Lentivirus-Mediated bcl-2 Gene Therapy Improves Function and Structure of Chemotherapy-Damaged Ovaries in Wistar Rats



Yuanli He, Department of Obstetrics and Gynecology, Zhujiang Hospital, Southern Medical University, Guangzhou, Guangdong 510282, P. R. China.

E-mail: hyl@gdvnet.com



This study aimed to explore the roles and mechanisms of lentivirus-mediated bcl-2 gene therapy in repairing the function and structure of chemotherapy-damaged ovaries in rats.

Method of Study

The lentivirus vector carrying the bcl-2 gene (pGC-FU -EGFP-bcl-2) was constructed and condensed at a high titer. Wistar rats were divided into seven groups based on the treatment they were given: no treatment [the normal control (NC) group]; intraperitoneal injection of cyclophosphamide (the CTX group); bilateral ovarian injection of pGC-FU-EGFP-bcl-2 (the bcl-2 group) or empty vector pGC-FU-EGFP (the enhanced green fluorescent protein (EGFP) group); bilateral ovarian injection of normal saline (the NS + CTX group), pGC-FU-EGFP (the EGFP + CTX group), or pGC-FU-EGFP-bcl-2 (the bcl-2 + CTX group) followed by intraperitoneal injection of CTX. At 15, 30, 45, and 60 days after injection, the rats were killed, serum levels of estradiol (E2) and follicle-stimulating hormone (FSH) were detected by radioimmunoassay; ovarian structure and follicles were observed under a microscope, the apoptosis of granulosa cells was detected by terminal deoxynucleotidyide transferase-mediated biotin–dUTP biotin nick-end labeling, and the expression of Bcl-2 in the ovaries was detected by Western blotting.

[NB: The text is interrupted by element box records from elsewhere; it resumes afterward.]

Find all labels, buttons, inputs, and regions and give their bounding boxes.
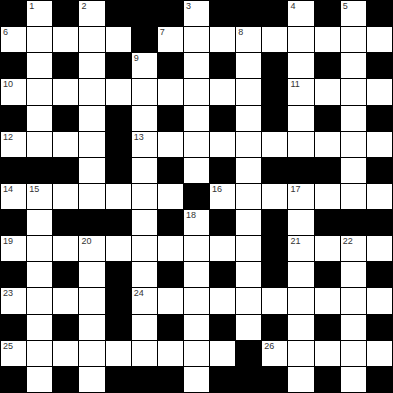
cell-r14c13[interactable] [341, 367, 366, 392]
cell-r0c11[interactable]: 4 [288, 1, 313, 26]
black-cell-r8c0 [1, 210, 26, 235]
black-cell-r8c3 [79, 210, 104, 235]
black-cell-r14c14 [367, 367, 392, 392]
black-cell-r12c0 [1, 315, 26, 340]
clue-number-16: 16 [212, 184, 222, 195]
black-cell-r0c6 [158, 1, 183, 26]
cell-r11c13[interactable] [341, 288, 366, 313]
cell-r10c9[interactable] [236, 262, 261, 287]
cell-r3c1[interactable] [27, 79, 52, 104]
clue-number-25: 25 [3, 341, 13, 352]
cell-r12c1[interactable] [27, 315, 52, 340]
black-cell-r8c4 [106, 210, 131, 235]
cell-r7c12[interactable] [315, 184, 340, 209]
cell-r1c8[interactable] [210, 27, 235, 52]
black-cell-r14c4 [106, 367, 131, 392]
cell-r5c9[interactable] [236, 132, 261, 157]
black-cell-r2c12 [315, 53, 340, 78]
cell-r2c7[interactable] [184, 53, 209, 78]
cell-r8c7[interactable]: 18 [184, 210, 209, 235]
cell-r10c1[interactable] [27, 262, 52, 287]
black-cell-r10c14 [367, 262, 392, 287]
cell-r3c9[interactable] [236, 79, 261, 104]
cell-r2c9[interactable] [236, 53, 261, 78]
clue-number-12: 12 [3, 132, 13, 143]
cell-r7c6[interactable] [158, 184, 183, 209]
cell-r10c13[interactable] [341, 262, 366, 287]
clue-number-17: 17 [290, 184, 300, 195]
cell-r1c3[interactable] [79, 27, 104, 52]
black-cell-r7c7 [184, 184, 209, 209]
cell-r2c3[interactable] [79, 53, 104, 78]
cell-r1c10[interactable] [262, 27, 287, 52]
crossword-grid: 1234567891011121314151617181920212223242… [0, 0, 393, 393]
cell-r9c2[interactable] [53, 236, 78, 261]
cell-r9c6[interactable] [158, 236, 183, 261]
cell-r9c4[interactable] [106, 236, 131, 261]
cell-r3c14[interactable] [367, 79, 392, 104]
cell-r10c5[interactable] [132, 262, 157, 287]
cell-r8c5[interactable] [132, 210, 157, 235]
cell-r7c10[interactable] [262, 184, 287, 209]
black-cell-r10c10 [262, 262, 287, 287]
black-cell-r11c4 [106, 288, 131, 313]
cell-r13c13[interactable] [341, 341, 366, 366]
cell-r1c9[interactable]: 8 [236, 27, 261, 52]
black-cell-r12c14 [367, 315, 392, 340]
black-cell-r14c12 [315, 367, 340, 392]
cell-r11c1[interactable] [27, 288, 52, 313]
black-cell-r4c0 [1, 106, 26, 131]
black-cell-r8c8 [210, 210, 235, 235]
black-cell-r2c14 [367, 53, 392, 78]
cell-r14c1[interactable] [27, 367, 52, 392]
black-cell-r0c2 [53, 1, 78, 26]
cell-r6c3[interactable] [79, 158, 104, 183]
clue-number-10: 10 [3, 79, 13, 90]
black-cell-r2c4 [106, 53, 131, 78]
cell-r11c12[interactable] [315, 288, 340, 313]
cell-r13c2[interactable] [53, 341, 78, 366]
cell-r3c2[interactable] [53, 79, 78, 104]
cell-r11c2[interactable] [53, 288, 78, 313]
black-cell-r6c1 [27, 158, 52, 183]
cell-r12c11[interactable] [288, 315, 313, 340]
cell-r10c7[interactable] [184, 262, 209, 287]
black-cell-r0c14 [367, 1, 392, 26]
black-cell-r6c14 [367, 158, 392, 183]
cell-r11c6[interactable] [158, 288, 183, 313]
cell-r13c1[interactable] [27, 341, 52, 366]
black-cell-r8c13 [341, 210, 366, 235]
black-cell-r14c9 [236, 367, 261, 392]
cell-r4c7[interactable] [184, 106, 209, 131]
cell-r9c14[interactable] [367, 236, 392, 261]
black-cell-r10c6 [158, 262, 183, 287]
cell-r11c7[interactable] [184, 288, 209, 313]
cell-r13c10[interactable]: 26 [262, 341, 287, 366]
cell-r11c0[interactable]: 23 [1, 288, 26, 313]
cell-r13c3[interactable] [79, 341, 104, 366]
cell-r1c6[interactable]: 7 [158, 27, 183, 52]
black-cell-r5c4 [106, 132, 131, 157]
black-cell-r0c0 [1, 1, 26, 26]
cell-r5c1[interactable] [27, 132, 52, 157]
black-cell-r4c8 [210, 106, 235, 131]
cell-r14c11[interactable] [288, 367, 313, 392]
black-cell-r12c10 [262, 315, 287, 340]
cell-r10c3[interactable] [79, 262, 104, 287]
cell-r2c13[interactable] [341, 53, 366, 78]
cell-r6c9[interactable] [236, 158, 261, 183]
cell-r7c2[interactable] [53, 184, 78, 209]
black-cell-r10c12 [315, 262, 340, 287]
clue-number-3: 3 [186, 1, 191, 12]
cell-r11c10[interactable] [262, 288, 287, 313]
cell-r1c4[interactable] [106, 27, 131, 52]
cell-r7c5[interactable] [132, 184, 157, 209]
black-cell-r12c2 [53, 315, 78, 340]
cell-r7c9[interactable] [236, 184, 261, 209]
cell-r12c7[interactable] [184, 315, 209, 340]
black-cell-r8c2 [53, 210, 78, 235]
clue-number-19: 19 [3, 236, 13, 247]
black-cell-r6c11 [288, 158, 313, 183]
black-cell-r6c4 [106, 158, 131, 183]
clue-number-22: 22 [343, 236, 353, 247]
black-cell-r2c10 [262, 53, 287, 78]
cell-r7c13[interactable] [341, 184, 366, 209]
black-cell-r3c10 [262, 79, 287, 104]
black-cell-r6c10 [262, 158, 287, 183]
black-cell-r0c4 [106, 1, 131, 26]
clue-number-7: 7 [160, 27, 165, 38]
cell-r9c9[interactable] [236, 236, 261, 261]
cell-r5c13[interactable] [341, 132, 366, 157]
cell-r3c13[interactable] [341, 79, 366, 104]
cell-r1c13[interactable] [341, 27, 366, 52]
cell-r9c1[interactable] [27, 236, 52, 261]
black-cell-r0c8 [210, 1, 235, 26]
clue-number-20: 20 [81, 236, 91, 247]
cell-r11c14[interactable] [367, 288, 392, 313]
cell-r3c3[interactable] [79, 79, 104, 104]
clue-number-4: 4 [290, 1, 295, 12]
black-cell-r6c8 [210, 158, 235, 183]
cell-r7c4[interactable] [106, 184, 131, 209]
cell-r4c1[interactable] [27, 106, 52, 131]
black-cell-r13c9 [236, 341, 261, 366]
black-cell-r2c8 [210, 53, 235, 78]
clue-number-11: 11 [290, 79, 299, 90]
cell-r5c8[interactable] [210, 132, 235, 157]
cell-r5c10[interactable] [262, 132, 287, 157]
cell-r1c14[interactable] [367, 27, 392, 52]
black-cell-r10c8 [210, 262, 235, 287]
black-cell-r0c12 [315, 1, 340, 26]
cell-r9c7[interactable] [184, 236, 209, 261]
cell-r9c13[interactable]: 22 [341, 236, 366, 261]
cell-r5c7[interactable] [184, 132, 209, 157]
clue-number-9: 9 [134, 53, 139, 64]
black-cell-r4c14 [367, 106, 392, 131]
cell-r4c3[interactable] [79, 106, 104, 131]
cell-r1c1[interactable] [27, 27, 52, 52]
cell-r5c14[interactable] [367, 132, 392, 157]
clue-number-24: 24 [134, 288, 144, 299]
cell-r0c1[interactable]: 1 [27, 1, 52, 26]
cell-r3c0[interactable]: 10 [1, 79, 26, 104]
cell-r7c8[interactable]: 16 [210, 184, 235, 209]
black-cell-r10c0 [1, 262, 26, 287]
cell-r11c11[interactable] [288, 288, 313, 313]
black-cell-r4c12 [315, 106, 340, 131]
black-cell-r4c10 [262, 106, 287, 131]
cell-r10c11[interactable] [288, 262, 313, 287]
black-cell-r14c0 [1, 367, 26, 392]
cell-r12c5[interactable] [132, 315, 157, 340]
cell-r6c7[interactable] [184, 158, 209, 183]
cell-r1c2[interactable] [53, 27, 78, 52]
cell-r8c11[interactable] [288, 210, 313, 235]
black-cell-r14c10 [262, 367, 287, 392]
cell-r6c13[interactable] [341, 158, 366, 183]
cell-r5c2[interactable] [53, 132, 78, 157]
cell-r11c5[interactable]: 24 [132, 288, 157, 313]
clue-number-21: 21 [290, 236, 300, 247]
cell-r13c5[interactable] [132, 341, 157, 366]
clue-number-1: 1 [29, 1, 34, 12]
cell-r12c3[interactable] [79, 315, 104, 340]
cell-r0c7[interactable]: 3 [184, 1, 209, 26]
black-cell-r6c2 [53, 158, 78, 183]
black-cell-r0c10 [262, 1, 287, 26]
cell-r6c5[interactable] [132, 158, 157, 183]
cell-r1c0[interactable]: 6 [1, 27, 26, 52]
black-cell-r1c5 [132, 27, 157, 52]
cell-r8c9[interactable] [236, 210, 261, 235]
cell-r3c5[interactable] [132, 79, 157, 104]
black-cell-r6c0 [1, 158, 26, 183]
black-cell-r12c4 [106, 315, 131, 340]
cell-r7c1[interactable]: 15 [27, 184, 52, 209]
cell-r5c5[interactable]: 13 [132, 132, 157, 157]
black-cell-r8c14 [367, 210, 392, 235]
black-cell-r12c6 [158, 315, 183, 340]
clue-number-23: 23 [3, 288, 13, 299]
cell-r11c9[interactable] [236, 288, 261, 313]
black-cell-r14c2 [53, 367, 78, 392]
cell-r13c14[interactable] [367, 341, 392, 366]
black-cell-r8c10 [262, 210, 287, 235]
cell-r13c12[interactable] [315, 341, 340, 366]
cell-r5c3[interactable] [79, 132, 104, 157]
cell-r9c12[interactable] [315, 236, 340, 261]
black-cell-r12c12 [315, 315, 340, 340]
cell-r13c11[interactable] [288, 341, 313, 366]
cell-r3c8[interactable] [210, 79, 235, 104]
black-cell-r0c5 [132, 1, 157, 26]
cell-r4c13[interactable] [341, 106, 366, 131]
cell-r7c11[interactable]: 17 [288, 184, 313, 209]
cell-r9c0[interactable]: 19 [1, 236, 26, 261]
black-cell-r4c6 [158, 106, 183, 131]
cell-r13c8[interactable] [210, 341, 235, 366]
cell-r5c12[interactable] [315, 132, 340, 157]
cell-r9c5[interactable] [132, 236, 157, 261]
cell-r9c8[interactable] [210, 236, 235, 261]
cell-r0c13[interactable]: 5 [341, 1, 366, 26]
black-cell-r14c5 [132, 367, 157, 392]
black-cell-r14c8 [210, 367, 235, 392]
cell-r2c11[interactable] [288, 53, 313, 78]
cell-r3c6[interactable] [158, 79, 183, 104]
cell-r4c9[interactable] [236, 106, 261, 131]
clue-number-26: 26 [264, 341, 274, 352]
black-cell-r10c2 [53, 262, 78, 287]
cell-r3c12[interactable] [315, 79, 340, 104]
cell-r9c11[interactable]: 21 [288, 236, 313, 261]
cell-r5c6[interactable] [158, 132, 183, 157]
black-cell-r8c6 [158, 210, 183, 235]
cell-r13c4[interactable] [106, 341, 131, 366]
cell-r12c9[interactable] [236, 315, 261, 340]
black-cell-r14c6 [158, 367, 183, 392]
black-cell-r2c2 [53, 53, 78, 78]
clue-number-14: 14 [3, 184, 13, 195]
cell-r3c4[interactable] [106, 79, 131, 104]
cell-r11c8[interactable] [210, 288, 235, 313]
cell-r7c14[interactable] [367, 184, 392, 209]
cell-r7c0[interactable]: 14 [1, 184, 26, 209]
cell-r7c3[interactable] [79, 184, 104, 209]
cell-r12c13[interactable] [341, 315, 366, 340]
black-cell-r2c6 [158, 53, 183, 78]
black-cell-r12c8 [210, 315, 235, 340]
black-cell-r4c4 [106, 106, 131, 131]
clue-number-13: 13 [134, 132, 144, 143]
cell-r4c11[interactable] [288, 106, 313, 131]
cell-r13c0[interactable]: 25 [1, 341, 26, 366]
cell-r1c7[interactable] [184, 27, 209, 52]
cell-r3c11[interactable]: 11 [288, 79, 313, 104]
black-cell-r0c9 [236, 1, 261, 26]
cell-r13c7[interactable] [184, 341, 209, 366]
black-cell-r6c6 [158, 158, 183, 183]
cell-r14c7[interactable] [184, 367, 209, 392]
black-cell-r10c4 [106, 262, 131, 287]
clue-number-2: 2 [81, 1, 86, 12]
cell-r9c3[interactable]: 20 [79, 236, 104, 261]
cell-r5c11[interactable] [288, 132, 313, 157]
cell-r5c0[interactable]: 12 [1, 132, 26, 157]
cell-r4c5[interactable] [132, 106, 157, 131]
black-cell-r9c10 [262, 236, 287, 261]
cell-r0c3[interactable]: 2 [79, 1, 104, 26]
clue-number-15: 15 [29, 184, 39, 195]
cell-r1c12[interactable] [315, 27, 340, 52]
cell-r11c3[interactable] [79, 288, 104, 313]
cell-r2c1[interactable] [27, 53, 52, 78]
cell-r13c6[interactable] [158, 341, 183, 366]
cell-r3c7[interactable] [184, 79, 209, 104]
black-cell-r2c0 [1, 53, 26, 78]
cell-r14c3[interactable] [79, 367, 104, 392]
clue-number-18: 18 [186, 210, 196, 221]
clue-number-6: 6 [3, 27, 8, 38]
black-cell-r6c12 [315, 158, 340, 183]
cell-r2c5[interactable]: 9 [132, 53, 157, 78]
black-cell-r8c12 [315, 210, 340, 235]
clue-number-5: 5 [343, 1, 348, 12]
cell-r8c1[interactable] [27, 210, 52, 235]
clue-number-8: 8 [238, 27, 243, 38]
black-cell-r4c2 [53, 106, 78, 131]
cell-r1c11[interactable] [288, 27, 313, 52]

After the injection of pGC-FU-EGFP-bcl-2, the serum level of E2 was elevated, whereas that of FSH was dropped, follicles were increased, the CTX-induced apoptosis of granulosa cells was inhibited, and the expression of Bcl-2 was up-regulated.


The lentivirus-mediated bcl-2 gene therapy can improve ovarian function and structure damaged by chemotherapy and, therefore, might be a potential method to treat CTX-induced pre-mature ovarian failure.